Thursday, January 14, 2016

Random thoughts about statistics

The record breaking jackpot makes you think: what if? What are the odds? Well, they are so small that mathematically speaking they could be called insignificant. A friend called the lottery “a tax on poor people”.  I would rephrase it as “a tax on people who don’t know math and don’t understand statistics”.
I am not a specialist in math either but I have read several rather thorough books about statistics. Why? First – because I do like reading books, even if they are about such strange matters as statistics. Second – because I’ve lived for almost 30 years with a guy who has a finest knowledge of math and is an expert in statistics, so I wanted to arm myself with data and particulars in order to be able to beat him in an argument. Spoiler alert - it didn’t work! What actually changed is my understanding of odds and I don’t draw general conclusions anymore based on a singular fact or some anecdotal evidence. It is actually not difficult. Here, let me give you an example.

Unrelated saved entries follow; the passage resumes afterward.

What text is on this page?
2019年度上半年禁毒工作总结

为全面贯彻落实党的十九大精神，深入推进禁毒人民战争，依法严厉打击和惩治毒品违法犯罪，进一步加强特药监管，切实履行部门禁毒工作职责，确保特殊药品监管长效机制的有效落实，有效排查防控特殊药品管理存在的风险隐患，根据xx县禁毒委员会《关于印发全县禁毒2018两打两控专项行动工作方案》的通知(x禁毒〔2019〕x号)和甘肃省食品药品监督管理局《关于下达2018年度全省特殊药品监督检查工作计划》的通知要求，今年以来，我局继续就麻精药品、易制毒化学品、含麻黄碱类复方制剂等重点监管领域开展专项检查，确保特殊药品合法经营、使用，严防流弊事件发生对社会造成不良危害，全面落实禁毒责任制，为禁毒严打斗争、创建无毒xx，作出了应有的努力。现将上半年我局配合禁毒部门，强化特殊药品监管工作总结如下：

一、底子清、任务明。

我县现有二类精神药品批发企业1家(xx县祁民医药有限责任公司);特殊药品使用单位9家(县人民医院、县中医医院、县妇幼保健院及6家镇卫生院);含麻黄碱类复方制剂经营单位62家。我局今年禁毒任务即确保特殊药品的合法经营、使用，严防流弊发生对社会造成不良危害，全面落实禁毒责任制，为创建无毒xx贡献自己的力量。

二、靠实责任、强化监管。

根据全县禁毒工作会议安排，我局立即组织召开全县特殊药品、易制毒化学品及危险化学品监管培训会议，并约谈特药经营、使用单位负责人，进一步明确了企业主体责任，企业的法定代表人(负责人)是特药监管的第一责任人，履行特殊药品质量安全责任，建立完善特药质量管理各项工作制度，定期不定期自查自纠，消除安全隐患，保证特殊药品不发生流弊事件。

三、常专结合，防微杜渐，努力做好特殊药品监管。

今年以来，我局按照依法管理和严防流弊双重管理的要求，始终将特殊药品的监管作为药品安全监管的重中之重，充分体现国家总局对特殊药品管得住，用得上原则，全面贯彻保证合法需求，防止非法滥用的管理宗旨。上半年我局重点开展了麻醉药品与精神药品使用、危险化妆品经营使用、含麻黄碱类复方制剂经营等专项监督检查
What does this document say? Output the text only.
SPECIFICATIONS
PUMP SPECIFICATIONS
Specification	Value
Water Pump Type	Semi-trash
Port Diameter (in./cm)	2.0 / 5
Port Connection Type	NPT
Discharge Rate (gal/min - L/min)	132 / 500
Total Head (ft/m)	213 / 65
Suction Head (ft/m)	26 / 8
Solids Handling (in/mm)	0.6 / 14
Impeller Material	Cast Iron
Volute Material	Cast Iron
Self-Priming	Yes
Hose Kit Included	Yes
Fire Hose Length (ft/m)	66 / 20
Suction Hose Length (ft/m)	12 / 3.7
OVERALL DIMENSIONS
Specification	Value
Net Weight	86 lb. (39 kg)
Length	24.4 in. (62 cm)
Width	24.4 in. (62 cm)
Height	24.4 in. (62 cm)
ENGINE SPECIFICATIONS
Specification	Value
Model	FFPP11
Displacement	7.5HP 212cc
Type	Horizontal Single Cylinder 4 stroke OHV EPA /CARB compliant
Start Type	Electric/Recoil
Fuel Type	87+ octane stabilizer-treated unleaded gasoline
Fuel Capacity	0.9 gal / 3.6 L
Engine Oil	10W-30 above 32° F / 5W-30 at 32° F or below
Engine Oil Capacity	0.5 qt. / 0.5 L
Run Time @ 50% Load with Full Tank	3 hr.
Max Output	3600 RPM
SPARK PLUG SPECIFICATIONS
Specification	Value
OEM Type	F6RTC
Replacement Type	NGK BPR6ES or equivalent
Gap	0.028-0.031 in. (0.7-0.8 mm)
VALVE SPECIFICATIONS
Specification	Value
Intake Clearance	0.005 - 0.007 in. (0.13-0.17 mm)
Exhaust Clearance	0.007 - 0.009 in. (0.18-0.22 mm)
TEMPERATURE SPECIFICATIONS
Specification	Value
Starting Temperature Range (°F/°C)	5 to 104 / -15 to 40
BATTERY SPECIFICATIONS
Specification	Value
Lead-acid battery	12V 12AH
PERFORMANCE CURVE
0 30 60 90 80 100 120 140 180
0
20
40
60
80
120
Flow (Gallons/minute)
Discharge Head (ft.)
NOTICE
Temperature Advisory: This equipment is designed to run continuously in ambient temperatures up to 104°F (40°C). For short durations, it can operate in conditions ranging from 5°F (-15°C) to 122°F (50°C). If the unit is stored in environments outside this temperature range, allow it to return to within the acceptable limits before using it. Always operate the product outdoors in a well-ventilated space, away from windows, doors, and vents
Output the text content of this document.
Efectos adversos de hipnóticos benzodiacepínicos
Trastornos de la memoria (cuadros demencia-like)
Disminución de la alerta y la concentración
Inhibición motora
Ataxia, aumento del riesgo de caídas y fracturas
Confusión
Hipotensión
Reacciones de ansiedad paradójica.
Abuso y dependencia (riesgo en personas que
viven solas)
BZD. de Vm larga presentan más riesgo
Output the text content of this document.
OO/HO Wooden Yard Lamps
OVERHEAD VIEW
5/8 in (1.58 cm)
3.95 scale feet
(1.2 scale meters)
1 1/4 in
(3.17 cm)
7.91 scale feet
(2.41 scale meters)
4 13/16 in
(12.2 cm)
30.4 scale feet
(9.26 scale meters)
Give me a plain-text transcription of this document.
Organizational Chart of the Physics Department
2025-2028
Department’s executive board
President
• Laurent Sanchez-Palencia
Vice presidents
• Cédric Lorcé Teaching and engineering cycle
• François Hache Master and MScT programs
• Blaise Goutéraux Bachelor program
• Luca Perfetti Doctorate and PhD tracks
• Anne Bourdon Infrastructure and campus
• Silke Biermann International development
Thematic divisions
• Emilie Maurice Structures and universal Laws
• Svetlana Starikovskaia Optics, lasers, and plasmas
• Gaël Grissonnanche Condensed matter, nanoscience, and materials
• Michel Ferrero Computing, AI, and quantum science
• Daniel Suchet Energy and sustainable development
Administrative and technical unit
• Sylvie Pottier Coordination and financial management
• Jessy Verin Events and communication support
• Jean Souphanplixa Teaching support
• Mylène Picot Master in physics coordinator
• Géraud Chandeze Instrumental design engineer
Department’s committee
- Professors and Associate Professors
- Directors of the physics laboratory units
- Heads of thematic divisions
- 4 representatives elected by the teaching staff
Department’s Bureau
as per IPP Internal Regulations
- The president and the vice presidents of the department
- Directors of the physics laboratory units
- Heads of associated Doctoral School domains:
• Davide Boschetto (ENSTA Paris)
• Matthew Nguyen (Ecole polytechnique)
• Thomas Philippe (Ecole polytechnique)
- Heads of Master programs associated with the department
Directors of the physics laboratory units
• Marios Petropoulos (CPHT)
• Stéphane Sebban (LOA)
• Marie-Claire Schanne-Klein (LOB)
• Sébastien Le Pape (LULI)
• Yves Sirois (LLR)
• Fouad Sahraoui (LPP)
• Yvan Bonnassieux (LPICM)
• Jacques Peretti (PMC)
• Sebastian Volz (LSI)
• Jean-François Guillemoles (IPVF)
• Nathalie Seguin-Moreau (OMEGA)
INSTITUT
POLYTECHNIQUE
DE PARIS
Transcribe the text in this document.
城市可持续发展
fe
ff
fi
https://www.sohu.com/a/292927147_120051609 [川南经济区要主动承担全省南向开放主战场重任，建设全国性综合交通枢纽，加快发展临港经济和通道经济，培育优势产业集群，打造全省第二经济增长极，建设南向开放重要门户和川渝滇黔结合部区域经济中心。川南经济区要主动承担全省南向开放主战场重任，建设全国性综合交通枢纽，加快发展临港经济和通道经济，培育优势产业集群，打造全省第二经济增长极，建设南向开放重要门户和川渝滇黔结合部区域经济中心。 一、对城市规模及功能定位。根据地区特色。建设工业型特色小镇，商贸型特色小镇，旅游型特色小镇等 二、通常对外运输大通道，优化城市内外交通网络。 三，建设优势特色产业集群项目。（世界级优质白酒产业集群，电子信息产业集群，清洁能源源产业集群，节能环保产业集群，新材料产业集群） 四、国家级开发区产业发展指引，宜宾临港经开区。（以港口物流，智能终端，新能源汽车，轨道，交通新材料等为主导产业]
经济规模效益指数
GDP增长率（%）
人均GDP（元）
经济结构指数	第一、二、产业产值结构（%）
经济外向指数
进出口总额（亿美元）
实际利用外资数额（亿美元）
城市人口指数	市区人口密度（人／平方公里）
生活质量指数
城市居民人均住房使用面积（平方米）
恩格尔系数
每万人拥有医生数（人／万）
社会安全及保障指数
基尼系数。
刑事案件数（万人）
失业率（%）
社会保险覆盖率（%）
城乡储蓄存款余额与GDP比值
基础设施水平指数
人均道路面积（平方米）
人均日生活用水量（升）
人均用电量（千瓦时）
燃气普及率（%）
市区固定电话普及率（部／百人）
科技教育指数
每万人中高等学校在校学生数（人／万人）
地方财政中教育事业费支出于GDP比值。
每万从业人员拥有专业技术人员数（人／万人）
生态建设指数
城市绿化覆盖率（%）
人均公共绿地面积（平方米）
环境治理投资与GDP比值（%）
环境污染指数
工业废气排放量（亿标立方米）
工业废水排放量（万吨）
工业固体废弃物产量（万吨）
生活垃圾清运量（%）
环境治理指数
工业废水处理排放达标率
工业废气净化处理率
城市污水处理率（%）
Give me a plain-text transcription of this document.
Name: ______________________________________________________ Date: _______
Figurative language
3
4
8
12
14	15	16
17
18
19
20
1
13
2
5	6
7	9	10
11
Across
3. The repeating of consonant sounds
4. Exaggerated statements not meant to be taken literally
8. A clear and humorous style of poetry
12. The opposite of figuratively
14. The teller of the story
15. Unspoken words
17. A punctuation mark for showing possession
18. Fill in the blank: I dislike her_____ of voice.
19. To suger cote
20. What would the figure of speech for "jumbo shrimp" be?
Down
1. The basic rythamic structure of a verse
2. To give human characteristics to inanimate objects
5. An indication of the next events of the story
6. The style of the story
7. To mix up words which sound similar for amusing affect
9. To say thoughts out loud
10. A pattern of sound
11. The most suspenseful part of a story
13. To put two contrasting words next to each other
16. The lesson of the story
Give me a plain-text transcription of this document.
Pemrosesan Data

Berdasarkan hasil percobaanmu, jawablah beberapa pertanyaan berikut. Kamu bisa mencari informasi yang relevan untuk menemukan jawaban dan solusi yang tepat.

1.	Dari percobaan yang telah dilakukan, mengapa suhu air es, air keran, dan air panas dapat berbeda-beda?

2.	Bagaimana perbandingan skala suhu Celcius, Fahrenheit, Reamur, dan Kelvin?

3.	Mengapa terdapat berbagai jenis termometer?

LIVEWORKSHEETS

Do you like how a new car smells? I know that some people do. I don’t. It makes me nauseated. I can’t wait till the car gets to smell like me, smell me.

Yet, I like a new car very much. Give me a new car every day (of course, if it is the same model, with very few innovations and changes, and colored blue or grey, I don’t want any other colors, thank you very much, but no) and I’ll be happy. Or as happy as I can be since my default state is a deep depression.

I am a worrier by nature. I do worry about potential bad things happening to me for the most part of my day. That is why I like the idea of car insurance. Since the day I saw a car insurance commercial on TV for the first time, I was hooked. They always show the most adorable families, the cutest kids, and the happiest people. You know the famous Voltaire’s saying – If God didn’t exist, it would be necessary to invent him? For me it is the same for car insurance – if it didn’t exist… I wouldn’t be able to sleep at night.

How can you sleep imagining objects of different form and size (like trees or big branches) falling on your car from everywhere, or running animals (a deer, a raccoon, or a big squirrel) colliding with you on the road, or a natural disaster – earthquake, flood, hurricane (that’s why it is called “natural” because it is natural to human nature to imagine it, right?), or fire, vandalism, theft – you know, the common every day calamities that can happen to anyone.

I just see myself quietly driving my car, unaware of an upcoming disaster, and then – boom! – a tree falls on the roof… Or… a deer appears from nowhere and runs into my car at record speed… Or… a terrorist springs out of a bush with a Kalashnikov, and a big branch, and a deer/raccoon/squirrel, and takes me and my car hostages. At this moment the thought of insurance coverage is like a balm for my figurative wounds, a thing that gives me a glimpse of hope in this insecure and unpredictable world.  And I sure want Nationwide, as well as Geico, State Farm, and/or Progressive by my side.

When you buy a new car you’ve got to sign up the paperwork. At that moment the nice women/girl behind a desk (they are always unbearably nice and friendly) starts telling you that you can also buy their warranties and even roadside assistance. Buying a car is a big endeavor. Usually you come ready to pay quite a lot of money. So what a little bit of extra means if it brings peace to your mind?

Unfortunately, statistically speaking these kinds of warranties are just a scam to fleece a customer. To fix any real damage, should it happen one day, will cost much less. And to buy those warranties from a lovely person behind the desk would be a waste, a stupid waste of money. I know it as well as I know my own name (I read the books, remember?)

Yet, every time my knees start shaking and I have to hold myself tight in order not to blurt: “Yes, please, sign me up for this and any other kind of warranty you can think of now”.  I have to restrain myself because my husband is sitting next to me and he would never buy anything without carefully calculating the odds. No matter, how strong is my urge to agree, I have to smile politely and say “No, thank you” to the temptress behind the desk.

So, if you are a worrier, like me, and your nightmares are full of catastrophic scenarios, just get statistics and calculate the odds. It is worth trying and you’ll breathe easier, believe me. You will start driving your car much more carefully but won’t be so anxious boarding a plane since your chances of being killed in a road accident are much higher than in a plane crash. And if you are afraid of going to, say, France, because “people get killed there”, just look at the numbers of people killed in your state every year and you’ll see that your odds of survival are much better in France.